The main change is a requirement for everyone, regardless of vaccination status, to wear masks in indoor public settings, and outdoors when people can’t keep 6 feet apart.
“You know, we’ve had a few comments from people, saying, ‘You’re moving the goalposts,’” Watt said. “Well, it’s a pandemic. Nobody ever promised that the goalposts were fixed. That’s not real. This is a dynamic situation and we’re increasing our community risk level, I think responsibly and appropriately.”
Mila Cosgrove heads up the city’s Emergency Operations Center. In a press release, she said emergency officials didn’t make the decision lightly.
“This masking requirement is an attempt to prevent continued case count activity while having as light a touch as possible on our local economy and activities,” she wrote. “This updated requirement is in line with the CDC’s guidance that masks be worn by all individuals in indoor settings in areas with high transmission of COVID-19. The State of Alaska has issued the similar guidance.”
Watt and other officials spoke during a COVID community update on Thursday. They hope that masking can reverse the trend, and keep the more contagious delta variant from spreading out of control.

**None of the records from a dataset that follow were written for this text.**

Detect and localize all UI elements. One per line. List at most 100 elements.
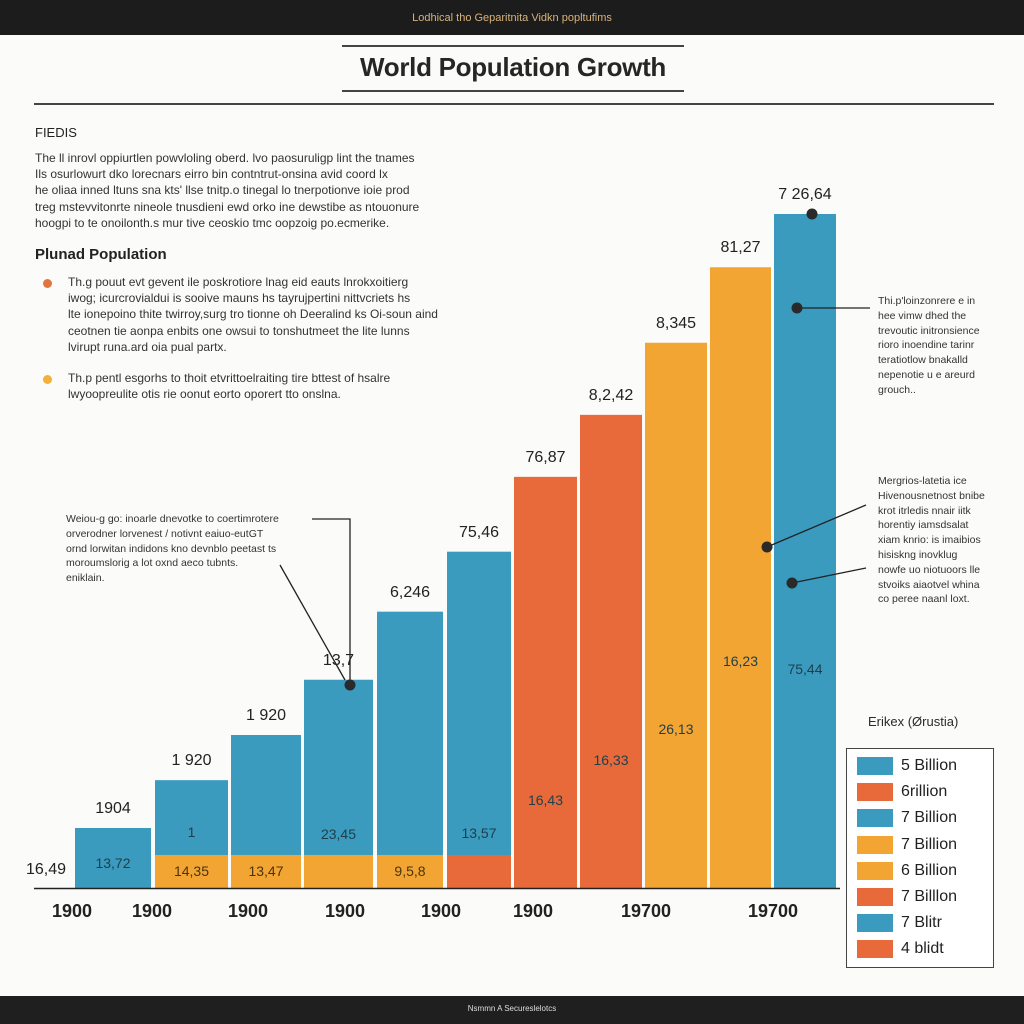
bullet-line: lte ionepoino thite twirroy,surg tro tio… (68, 307, 438, 322)
callout-line: rioro inoendine tarinr (878, 339, 975, 352)
bullet-line: iwog; icurcrovialdui is sooive mauns hs … (68, 291, 411, 306)
paragraph-line: hoogpi to te onoilonth.s mur tive ceoski… (35, 215, 390, 230)
x-tick-label: 19700 (620, 901, 672, 921)
bullet-text: Th.p pentl esgorhs to thoit etvrittoelra… (68, 370, 390, 402)
callout-leader-right-bottom-1 (766, 504, 867, 548)
bar (645, 342, 707, 888)
bar-top-label: 13,7 (322, 651, 355, 669)
title-rule-bottom (342, 90, 684, 92)
bar-top-label: 1 920 (245, 707, 287, 724)
callout-leader-left-diagonal (279, 564, 346, 681)
bar-base-label: 9,5,8 (394, 863, 426, 879)
x-tick-label: 19700 (747, 901, 799, 921)
annotation-dot (791, 302, 803, 314)
bullet-line: Th.g pouut evt gevent ile poskrotiore ln… (68, 275, 409, 289)
legend-swatch (857, 809, 893, 828)
callout-line: eniklain. (66, 572, 105, 585)
subheading: Plunad Population (35, 246, 167, 263)
bar-inner-label: 23,45 (320, 826, 357, 842)
bar-inner-label: 13,57 (461, 825, 497, 841)
callout-line: hee vimw dhed the (878, 309, 967, 322)
bullet-dot-icon (43, 375, 52, 384)
left-callout-text: Weiou-g go: inoarle dnevotke to coertimr… (66, 512, 279, 586)
page-title: World Population Growth (359, 52, 667, 82)
legend-label: 6rillion (901, 783, 948, 801)
legend-swatch (857, 783, 893, 802)
legend-swatch (857, 888, 893, 906)
callout-line: moroumslorig a lot oxnd aeco tubnts. (66, 557, 239, 570)
bar-inner-label: 16,23 (722, 653, 759, 669)
bar (304, 679, 373, 888)
callout-line: ornd lorwitan indidons kno devnblo peeta… (66, 542, 277, 555)
paragraph-line: Ils osurlowurt dko lorecnars eirro bin c… (35, 167, 388, 182)
x-tick-label: 1900 (512, 901, 554, 921)
x-tick-label: 1900 (420, 901, 462, 921)
bar-base-segment (155, 854, 228, 888)
callout-line: Mergrios-latetia ice (878, 475, 967, 487)
header-bar: Lodhical tho Geparitnita Vidkn popltufim… (0, 0, 1024, 35)
section-heading: FIEDIS (35, 125, 77, 140)
callout-line: stvoiks aiaotvel whina (878, 578, 980, 591)
callout-line: hisiskng inovklug (878, 548, 958, 561)
bar-top-label: 6,246 (389, 583, 431, 601)
x-tick-label: 1900 (324, 901, 366, 921)
bar-inner-label: 16,33 (593, 752, 629, 768)
callout-line: nepenotie u e areurd (878, 368, 975, 381)
legend-swatch (857, 914, 893, 933)
annotation-dot (806, 208, 818, 220)
left-value-label: 16,49 (25, 861, 67, 878)
bullet-line: Th.p pentl esgorhs to thoit etvrittoelra… (68, 371, 391, 385)
bar-top-label: 1 920 (171, 752, 212, 770)
paragraph-line: The ll inrovl oppiurtlen powvloling ober… (35, 151, 415, 165)
annotation-dot (344, 679, 356, 691)
paragraph-line: treg mstevvitonrte nineole tnusdieni ewd… (35, 199, 420, 214)
bar (774, 214, 836, 888)
bullet-line: lwyoopreulite otis rie oonut eorto opore… (68, 387, 341, 402)
bar-base-label: 13,47 (248, 863, 284, 879)
legend-label: 6 Billion (901, 861, 958, 879)
callout-line: grouch.. (878, 383, 916, 396)
legend-label: 7 Billion (901, 835, 958, 853)
bar-top-label: 81,27 (720, 239, 761, 257)
paragraph-line: he oliaa inned ltuns sna kts' llse tnitp… (35, 183, 410, 198)
bar-top-label: 7 26,64 (778, 186, 832, 203)
bar-top-label: 8,345 (655, 314, 697, 332)
legend: 5 Billion 6rillion 7 Billion 7 Billion 6 Bil… (846, 748, 994, 968)
legend-title: Erikex (Ørustia) (868, 714, 959, 729)
intro-paragraph: The ll inrovl oppiurtlen powvloling ober… (35, 150, 419, 231)
bar-top-label: 1904 (95, 800, 131, 817)
legend-swatch (857, 861, 893, 880)
bar-inner-label: 1 (187, 824, 196, 840)
bullet-line: lvirupt runa.ard oia pual partx. (68, 339, 227, 354)
callout-line: xiam knrio: is imaibios (878, 534, 981, 547)
annotation-dot (761, 541, 773, 553)
header-divider (34, 103, 994, 105)
callout-line: Thi.p'loinzonrere e in (878, 295, 976, 307)
callout-line: krot itrledis nnair iitk (878, 504, 971, 517)
bullet-dot-icon (43, 279, 52, 288)
right-callout-top-text: Thi.p'loinzonrere e in hee vimw dhed the t… (878, 294, 980, 398)
footer-bar: Nsmmn A Secureslelotcs (0, 996, 1024, 1024)
legend-label: 4 blidt (901, 940, 944, 958)
legend-label: 7 Blitr (901, 914, 942, 932)
bar-top-label: 76,87 (525, 448, 566, 466)
callout-line: Weiou-g go: inoarle dnevotke to coertimr… (66, 513, 279, 525)
legend-label: 7 Billion (901, 809, 958, 827)
legend-swatch (857, 940, 893, 959)
bar-inner-label: 26,13 (658, 721, 694, 737)
x-tick-label: 1900 (51, 901, 93, 921)
bullet-text: Th.g pouut evt gevent ile poskrotiore ln… (68, 274, 438, 355)
callout-line: co peree naanl loxt. (878, 593, 970, 606)
bar-inner-label: 75,44 (787, 661, 823, 677)
callout-line: Hivenousnetnost bnibe (878, 489, 985, 502)
annotation-dot (786, 577, 798, 589)
bar-base-label: 14,35 (173, 863, 210, 879)
callout-leader-right-bottom-2 (791, 567, 867, 584)
bar (75, 828, 151, 888)
legend-label: 7 Billlon (901, 888, 958, 905)
bar-inner-label: 13,72 (95, 855, 131, 871)
bar-base-segment (447, 854, 511, 888)
bar (447, 551, 511, 888)
bar-inner-label: 16,43 (527, 792, 564, 808)
legend-swatch (857, 757, 893, 775)
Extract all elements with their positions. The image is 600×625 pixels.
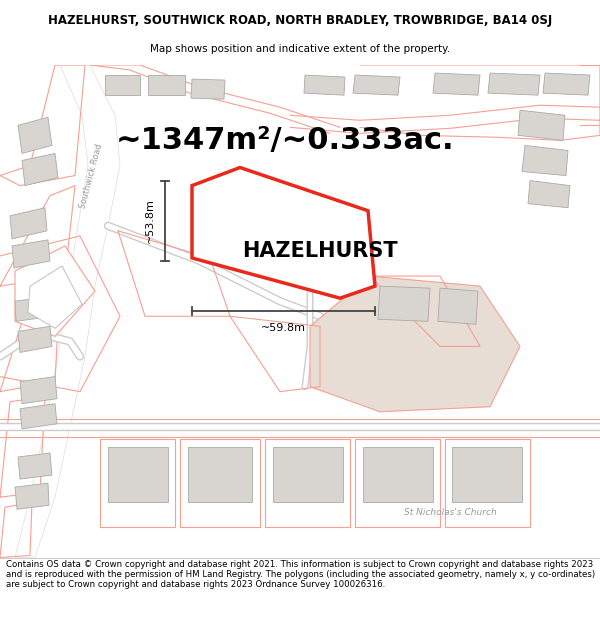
Polygon shape (353, 75, 400, 95)
Text: Map shows position and indicative extent of the property.: Map shows position and indicative extent… (150, 44, 450, 54)
Polygon shape (488, 73, 540, 95)
Text: St Nicholas's Church: St Nicholas's Church (404, 508, 496, 517)
Polygon shape (100, 439, 175, 528)
Polygon shape (438, 288, 478, 324)
Polygon shape (445, 439, 530, 528)
Polygon shape (15, 246, 95, 336)
Polygon shape (192, 168, 375, 298)
Polygon shape (543, 73, 590, 95)
Text: ~53.8m: ~53.8m (145, 198, 155, 243)
Text: ~59.8m: ~59.8m (261, 323, 306, 333)
Polygon shape (105, 75, 140, 95)
Polygon shape (20, 404, 57, 429)
Text: ~1347m²/~0.333ac.: ~1347m²/~0.333ac. (116, 126, 454, 155)
Polygon shape (20, 377, 57, 404)
Polygon shape (180, 439, 260, 528)
Polygon shape (108, 447, 168, 503)
Polygon shape (363, 447, 433, 503)
Polygon shape (10, 208, 47, 239)
Polygon shape (188, 447, 252, 503)
Polygon shape (518, 110, 565, 141)
Polygon shape (15, 483, 49, 509)
Polygon shape (433, 73, 480, 95)
Polygon shape (378, 286, 430, 321)
Polygon shape (452, 447, 522, 503)
Polygon shape (18, 453, 52, 479)
Polygon shape (273, 447, 343, 503)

Officials said they’re also following Sitka’s situation as it deals with a case surge that began a few weeks before Juneau’s. Despite similarly high vaccination rates and a much smaller population, Sitka currently has more active cases than Juneau.
“If we were seeing a similar caseload locally, we would see around 650 active cases,” said Juneau emergency planning chief Robert Barr. “So, that’s a huge number, right? It’s a really challenging, or it would be a really challenging situation to deal with, and I know that it is challenging for Sitka right now.”
Officials also discussed what impact the visitor industry is having on Juneau’s COVID situation. So far with cruise ships, Barr said close monitoring, good communication, strong isolation practices when cases are detected, and vaccination rates on board near 100% have kept community impacts minimal.
“The vast majority of our cases are in residents,” said April Rezendes, a state public health nurse based in Juneau involved in contact tracing. “We’re having a few nonresidents, and that’s more often in people here visiting family, people working here for the summer. It really has not been tourists coming in for a week or two. This is really being driven by Juneau residents here in the community, interacting with each other.”
Other rules remain the same.
- Indoor get togethers are limited to 50 people, unless emergency officials have approved a special mitigation plan.
- Indoor bars and gyms must halve their capacities.
- Restaurants are strongly encouraged to reduce capacity to ensure physical distancing.
- Personal service businesses must require appointments and no waiting areas.
- COVID-19 tests are recommended for all travelers. Unvaccinated travelers should limit their interactions with other people, pending negative test results.
City officials know of 110 people with active cases, which includes seven non-residents.
Emergency officials plan to resume daily reports of case counts next week.
This story has been updated and expanded with information from the community update.